In our weekly Scout feature, Daniel Roberts takes a detailed look at a new emerging talent from world football. Today we profile Ipswich Town’s midfielder Teddy Bishop.
Born in Cambridge, Bishop joined Ipswich at the age of eight and has rose through the year groups to become a key player at Portman Road.
Recovering from a serious back injury in the first year of his academy scholarship, Bishop would go on to make his first-team debut for the club in a League Cup tie against Crawley Town in 2014, coming on as a substitute in the 77th minute to play the remainder of the 90 and extra time. A few weeks later, he would make his league bow for the club, playing 66 minutes of his side’s draw against Derby County.
After his impressive debut at the end of August, Bishop would go from strength to strength for Ipswich and would end the league campaign with 35 appearances, starting 25 games. Although he only got to complete one game in all those run-outs, he certainly made an exciting impression on the fans, manager Mick McCarthy and Ipswich legends.
In fact, not only did he earn a new contract at Portman Road, keeping him at the club until 2018, Blues old boy Mick Mills compared Bishop to Ray Wilkins: “He’s like a quarterback. I remember playing with Ray and that is all he would do – never going beyond the ball but always supporting.”
McCarthy, however, underlined the need to look after the talent, stating: “The intensity that we play at is nothing like what he’s been used to in the U18s and U21s. He’s come into it and it’s sort of self-managing. It’s about looking after him and looking after us because we’ll get the best out of him.”
While the step up to the physical Championship is big, Bishop still performed extremely impressively in his first season as a first-team regular. The deep-lying midfielder ended the campaign with a credible 76% passing accuracy, completing 653 of his 854 attempts. With those passes, Bishop made 34 chances for his team-mates, finishing the season with five assists to his name.
Defensively, in all his appearances, he only made one mistake that led to an opposition attempt on goal. He ended the season with an average of two defensive actions per game, making five blocks, 20 clearances and 44 interceptions. However, as the youngster is still growing physically, it isn’t too surprising that heading duals were his weak point, losing out in 29 of his 36 attempts.
Comfortable to sit and spray balls around, at just 19, Bishop is already showing signs of becoming a fantastic footballer. His strengths are obviously in his passing, while his two-footed nature allows him to feed those in front of him from a deep position. On top of that, one of his most impressive traits is his ability to burst past opposition, gliding his way up the field, which compliments his game fantastically.
This season, Bishop had been expected to progress further and become a crucial part of McCarthy’s side, but injuries to his shin and hamstring have seen the youngster miss a year of football. This month saw him make his first appearance of the season, coming off the bench against Charlton to play 12 minutes.
Internationally, Bishop has yet to represent his country but did receive a call up to the under-19 squad for their European Championship qualifiers.

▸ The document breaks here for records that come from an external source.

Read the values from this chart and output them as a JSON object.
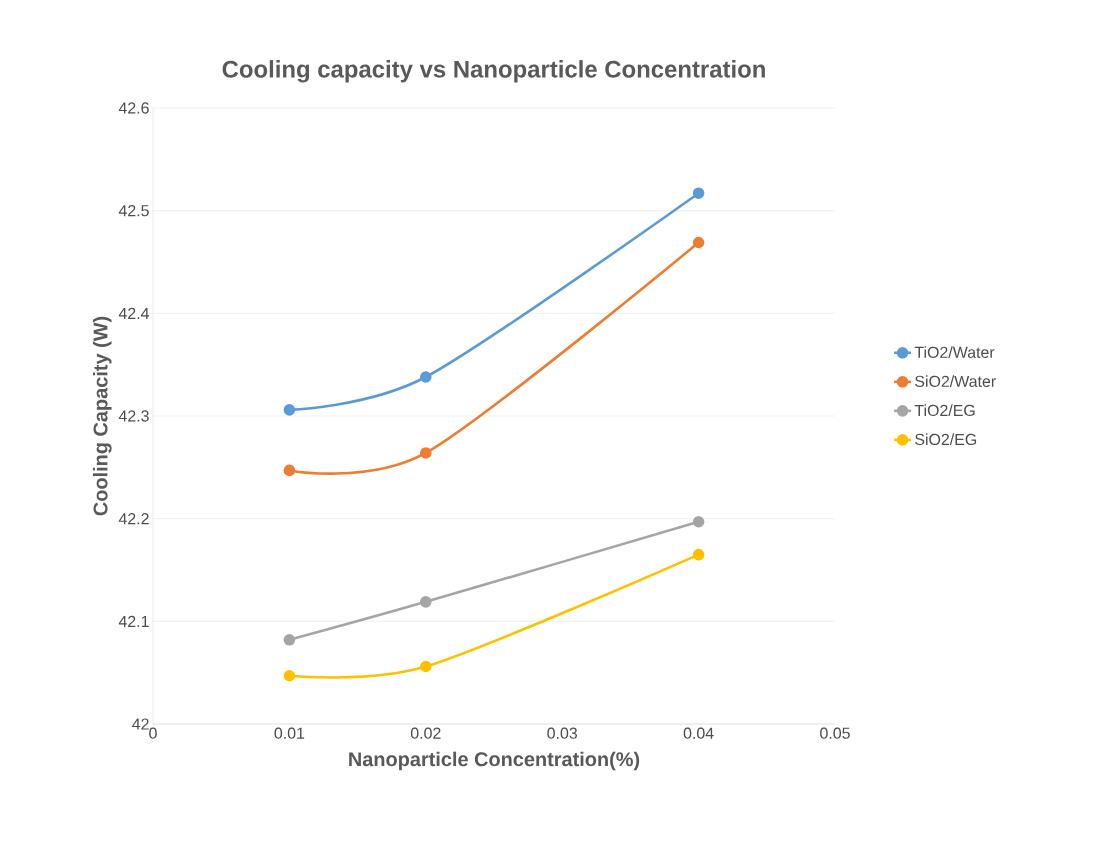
{
  "chart_data": {
    "type": "line",
    "title": "Cooling capacity vs Nanoparticle Concentration",
    "xlabel": "Nanoparticle Concentration(%)",
    "ylabel": "Cooling Capacity (W)",
    "x": [
      0.01,
      0.02,
      0.04
    ],
    "series": [
      {
        "name": "TiO2/Water",
        "color": "#5b9bd5",
        "values": [
          42.306,
          42.338,
          42.517
        ]
      },
      {
        "name": "SiO2/Water",
        "color": "#ed7d31",
        "values": [
          42.247,
          42.264,
          42.469
        ]
      },
      {
        "name": "TiO2/EG",
        "color": "#a5a5a5",
        "values": [
          42.082,
          42.119,
          42.197
        ]
      },
      {
        "name": "SiO2/EG",
        "color": "#ffc000",
        "values": [
          42.047,
          42.056,
          42.165
        ]
      }
    ],
    "xlim": [
      0,
      0.05
    ],
    "xticks": [
      0,
      0.01,
      0.02,
      0.03,
      0.04,
      0.05
    ],
    "ylim": [
      42,
      42.6
    ],
    "yticks": [
      42,
      42.1,
      42.2,
      42.3,
      42.4,
      42.5,
      42.6
    ],
    "grid": "y",
    "legend": "right",
    "marker": "circle",
    "line_style": "solid"
  }
}
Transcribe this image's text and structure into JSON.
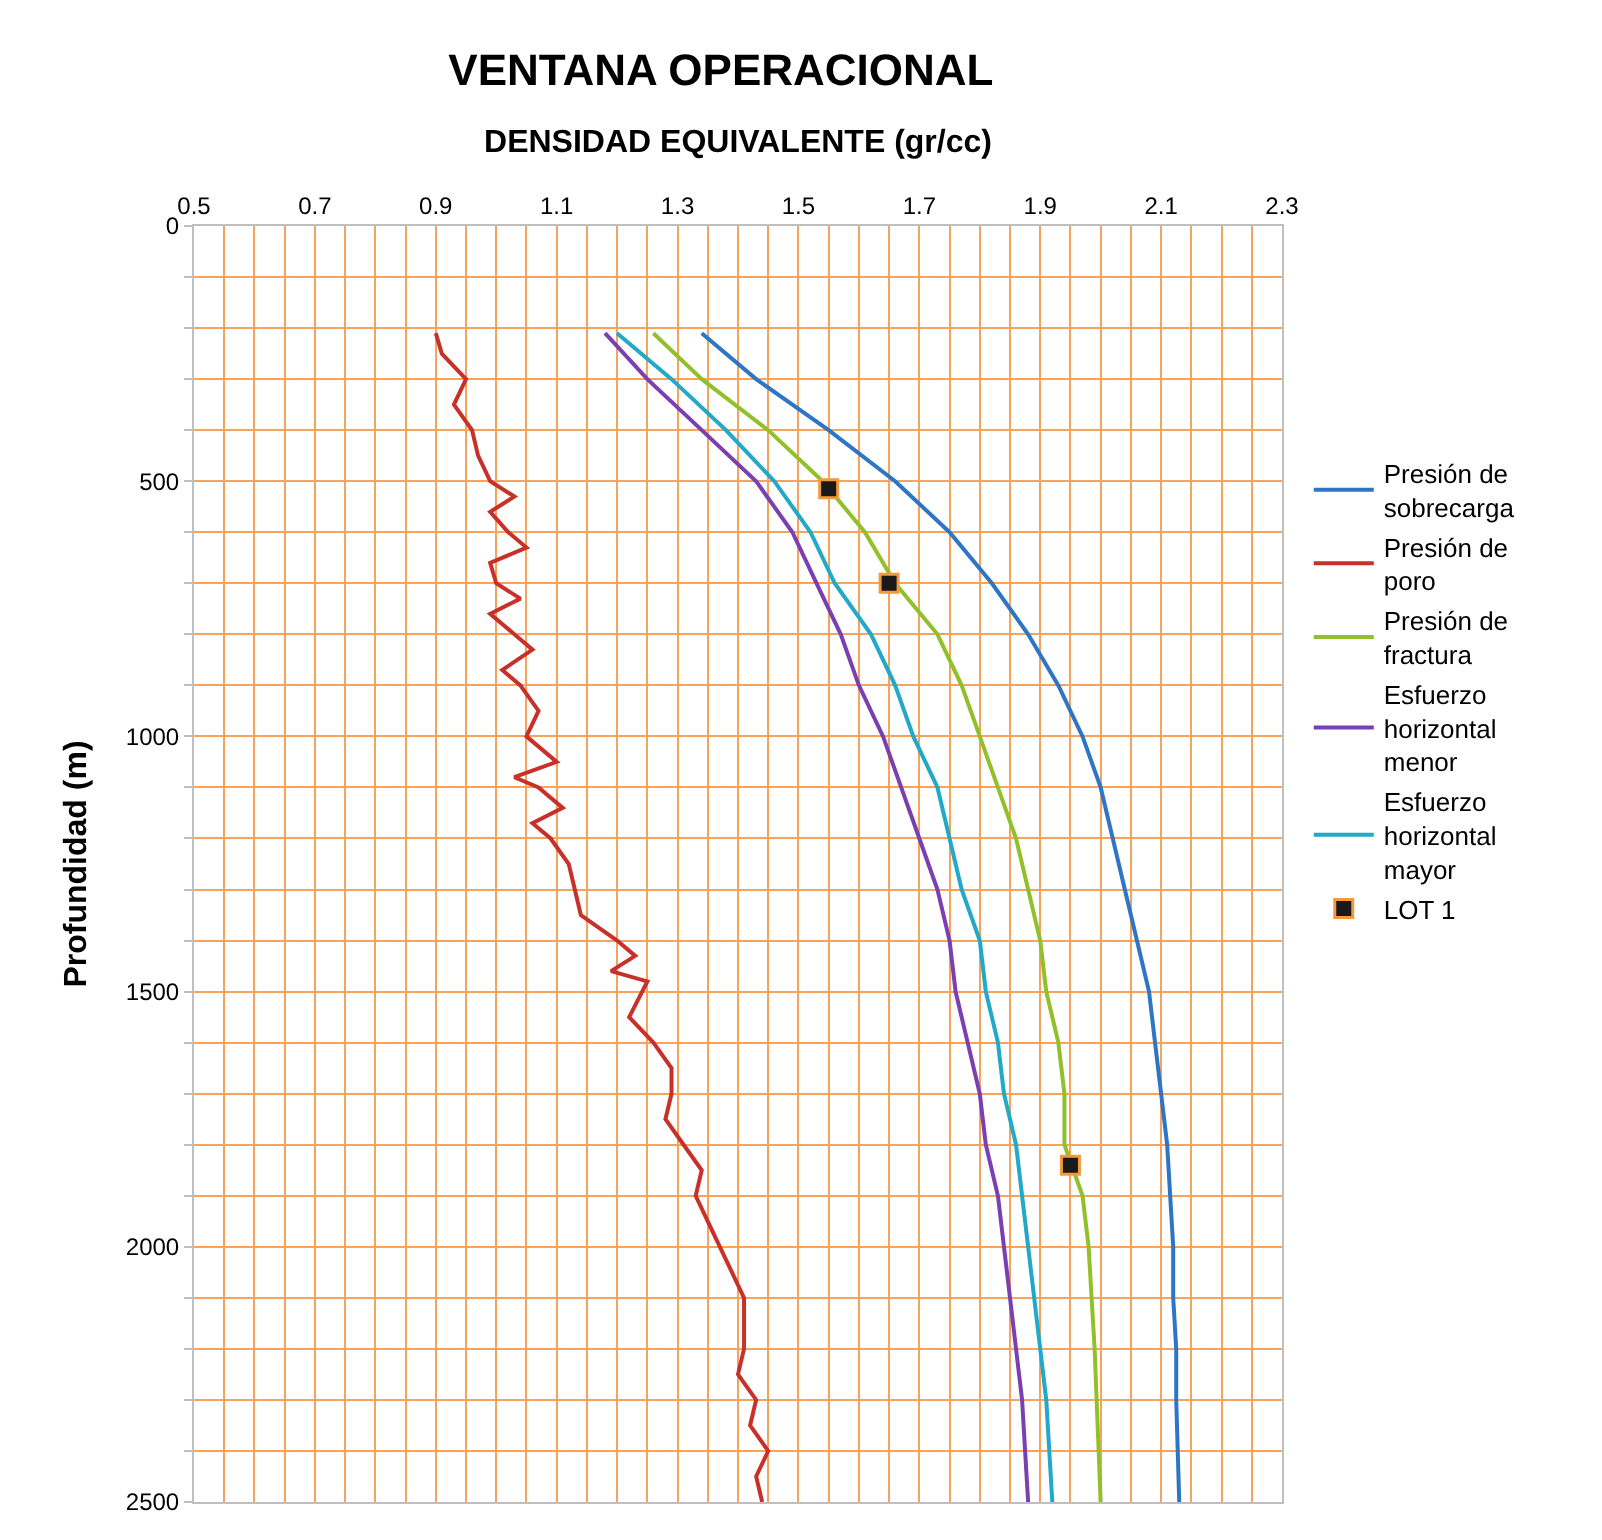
{
  "chart_data": {
    "type": "line",
    "title": "VENTANA OPERACIONAL",
    "xlabel": "DENSIDAD EQUIVALENTE (gr/cc)",
    "ylabel": "Profundidad (m)",
    "xlim": [
      0.5,
      2.3
    ],
    "ylim": [
      2500,
      0
    ],
    "xticks": [
      0.5,
      {
        "value": 0.55,
        "label": null
      },
      {
        "value": 0.6,
        "label": null
      },
      {
        "value": 0.65,
        "label": null
      },
      0.7,
      {
        "value": 0.75,
        "label": null
      },
      {
        "value": 0.8,
        "label": null
      },
      {
        "value": 0.85,
        "label": null
      },
      0.9,
      {
        "value": 0.95,
        "label": null
      },
      {
        "value": 1.0,
        "label": null
      },
      {
        "value": 1.05,
        "label": null
      },
      1.1,
      {
        "value": 1.15,
        "label": null
      },
      {
        "value": 1.2,
        "label": null
      },
      {
        "value": 1.25,
        "label": null
      },
      1.3,
      {
        "value": 1.35,
        "label": null
      },
      {
        "value": 1.4,
        "label": null
      },
      {
        "value": 1.45,
        "label": null
      },
      1.5,
      {
        "value": 1.55,
        "label": null
      },
      {
        "value": 1.6,
        "label": null
      },
      {
        "value": 1.65,
        "label": null
      },
      1.7,
      {
        "value": 1.75,
        "label": null
      },
      {
        "value": 1.8,
        "label": null
      },
      {
        "value": 1.85,
        "label": null
      },
      1.9,
      {
        "value": 1.95,
        "label": null
      },
      {
        "value": 2.0,
        "label": null
      },
      {
        "value": 2.05,
        "label": null
      },
      2.1,
      {
        "value": 2.15,
        "label": null
      },
      {
        "value": 2.2,
        "label": null
      },
      {
        "value": 2.25,
        "label": null
      },
      2.3
    ],
    "yticks": [
      0,
      {
        "value": 100,
        "label": null
      },
      {
        "value": 200,
        "label": null
      },
      {
        "value": 300,
        "label": null
      },
      {
        "value": 400,
        "label": null
      },
      500,
      {
        "value": 600,
        "label": null
      },
      {
        "value": 700,
        "label": null
      },
      {
        "value": 800,
        "label": null
      },
      {
        "value": 900,
        "label": null
      },
      1000,
      {
        "value": 1100,
        "label": null
      },
      {
        "value": 1200,
        "label": null
      },
      {
        "value": 1300,
        "label": null
      },
      {
        "value": 1400,
        "label": null
      },
      1500,
      {
        "value": 1600,
        "label": null
      },
      {
        "value": 1700,
        "label": null
      },
      {
        "value": 1800,
        "label": null
      },
      {
        "value": 1900,
        "label": null
      },
      2000,
      {
        "value": 2100,
        "label": null
      },
      {
        "value": 2200,
        "label": null
      },
      {
        "value": 2300,
        "label": null
      },
      {
        "value": 2400,
        "label": null
      },
      2500
    ],
    "grid": true,
    "legend": "right",
    "line_style": "solid",
    "marker": "none",
    "series": [
      {
        "name": "Presión de sobrecarga",
        "color": "#2e75c6",
        "x": [
          1.34,
          1.43,
          1.55,
          1.66,
          1.75,
          1.82,
          1.88,
          1.93,
          1.97,
          2.0,
          2.02,
          2.04,
          2.06,
          2.08,
          2.09,
          2.1,
          2.11,
          2.115,
          2.12,
          2.12,
          2.125,
          2.125,
          2.13
        ],
        "values": [
          210,
          300,
          400,
          500,
          600,
          700,
          800,
          900,
          1000,
          1100,
          1200,
          1300,
          1400,
          1500,
          1600,
          1700,
          1800,
          1900,
          2000,
          2100,
          2200,
          2300,
          2500
        ]
      },
      {
        "name": "Presión de poro",
        "color": "#c8312a",
        "x": [
          0.9,
          0.91,
          0.95,
          0.93,
          0.96,
          0.97,
          0.99,
          1.03,
          0.99,
          1.02,
          1.05,
          0.99,
          1.0,
          1.04,
          0.99,
          1.03,
          1.06,
          1.01,
          1.04,
          1.07,
          1.05,
          1.1,
          1.03,
          1.07,
          1.11,
          1.06,
          1.09,
          1.12,
          1.13,
          1.14,
          1.2,
          1.23,
          1.19,
          1.25,
          1.22,
          1.26,
          1.29,
          1.29,
          1.28,
          1.31,
          1.34,
          1.33,
          1.35,
          1.37,
          1.41,
          1.41,
          1.4,
          1.43,
          1.42,
          1.45,
          1.43,
          1.44
        ],
        "values": [
          210,
          250,
          300,
          350,
          400,
          450,
          500,
          530,
          560,
          600,
          630,
          660,
          700,
          730,
          760,
          800,
          830,
          870,
          900,
          950,
          1000,
          1050,
          1080,
          1100,
          1140,
          1170,
          1200,
          1250,
          1300,
          1350,
          1400,
          1430,
          1460,
          1480,
          1550,
          1600,
          1650,
          1700,
          1750,
          1800,
          1850,
          1900,
          1950,
          2000,
          2100,
          2200,
          2250,
          2300,
          2350,
          2400,
          2450,
          2500
        ]
      },
      {
        "name": "Presión de fractura",
        "color": "#92c02a",
        "x": [
          1.26,
          1.34,
          1.45,
          1.54,
          1.61,
          1.66,
          1.73,
          1.77,
          1.8,
          1.83,
          1.86,
          1.88,
          1.9,
          1.91,
          1.93,
          1.94,
          1.94,
          1.97,
          1.98,
          1.99,
          2.0
        ],
        "values": [
          210,
          300,
          400,
          500,
          600,
          700,
          800,
          900,
          1000,
          1100,
          1200,
          1300,
          1400,
          1500,
          1600,
          1700,
          1800,
          1900,
          2000,
          2200,
          2500
        ]
      },
      {
        "name": "Esfuerzo horizontal menor",
        "color": "#7a3fb0",
        "x": [
          1.18,
          1.25,
          1.34,
          1.43,
          1.49,
          1.53,
          1.57,
          1.6,
          1.64,
          1.67,
          1.7,
          1.73,
          1.75,
          1.76,
          1.78,
          1.8,
          1.81,
          1.83,
          1.84,
          1.86,
          1.87,
          1.88
        ],
        "values": [
          210,
          300,
          400,
          500,
          600,
          700,
          800,
          900,
          1000,
          1100,
          1200,
          1300,
          1400,
          1500,
          1600,
          1700,
          1800,
          1900,
          2000,
          2200,
          2300,
          2500
        ]
      },
      {
        "name": "Esfuerzo horizontal mayor",
        "color": "#22a8c8",
        "x": [
          1.2,
          1.29,
          1.38,
          1.46,
          1.52,
          1.56,
          1.62,
          1.66,
          1.69,
          1.73,
          1.75,
          1.77,
          1.8,
          1.81,
          1.83,
          1.84,
          1.86,
          1.87,
          1.88,
          1.9,
          1.91,
          1.92
        ],
        "values": [
          210,
          300,
          400,
          500,
          600,
          700,
          800,
          900,
          1000,
          1100,
          1200,
          1300,
          1400,
          1500,
          1600,
          1700,
          1800,
          1900,
          2000,
          2200,
          2300,
          2500
        ]
      },
      {
        "name": "LOT 1",
        "type": "scatter",
        "marker": "square",
        "color": "#1a1a1a",
        "x": [
          1.55,
          1.65,
          1.95
        ],
        "values": [
          515,
          700,
          1840
        ]
      }
    ]
  }
}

Unfortunately, due to injury, he had to withdraw from the squad, but it is expected that, once he returns to full fitness, he will feature for the under-21 in the coming years.
What do the experts say?
Former Ipswich midfielder Paul Anderson: “There is no doubt he’s a great talent with lots of ability.”
Ipswich manager Mick McCarthy: “He is going to play in the Premier League, no doubt about that. Whatever happens, he will play there because he’s that good. This is no false dawn. I’m not looking through rose-tinted glasses. He can be top class.”
Ipswich legend Mick Mills: “He’s like a quarterback. He’s so young to be doing that sort of thing. I remember playing with Ray [Wilkins] and that is all he would do – never going beyond the ball but always supporting. Teddy has got this art of setting himself up behind where the play is and he’s doing it very well. If he continues to do it he will be a very useful player.”
Where does the future lie?
If Bishop can shake off the niggling injuries and add some mass to his body, the Premier League is certainly where the midfielder will be playing his football in the future.
Although he made significant strides last summer in bulking up, something that Bishop himself declared would help his game, another pre-season in the gym and another year of growing will certainly see the teenager reach the physical standard needed to truly become a force in the deep lying role.
The one question that remains unanswered on his impending future is whether he’ll become a Premier League player with Ipswich or with one of the big Premier League clubs who have been regularly scouting him during his developing years.
As speculation constantly links Bishop with moves to Manchester United, Arsenal and Liverpool, if Ipswich fail to reach the play-offs, which looks highly likely, it could be likely he could finally make the step up.
While the move is possible, it might also be wise for the 19-year-old to stay at Portman Road for another campaign to rid himself of the injuries that have plagued him and get another season of first-team football under his belt.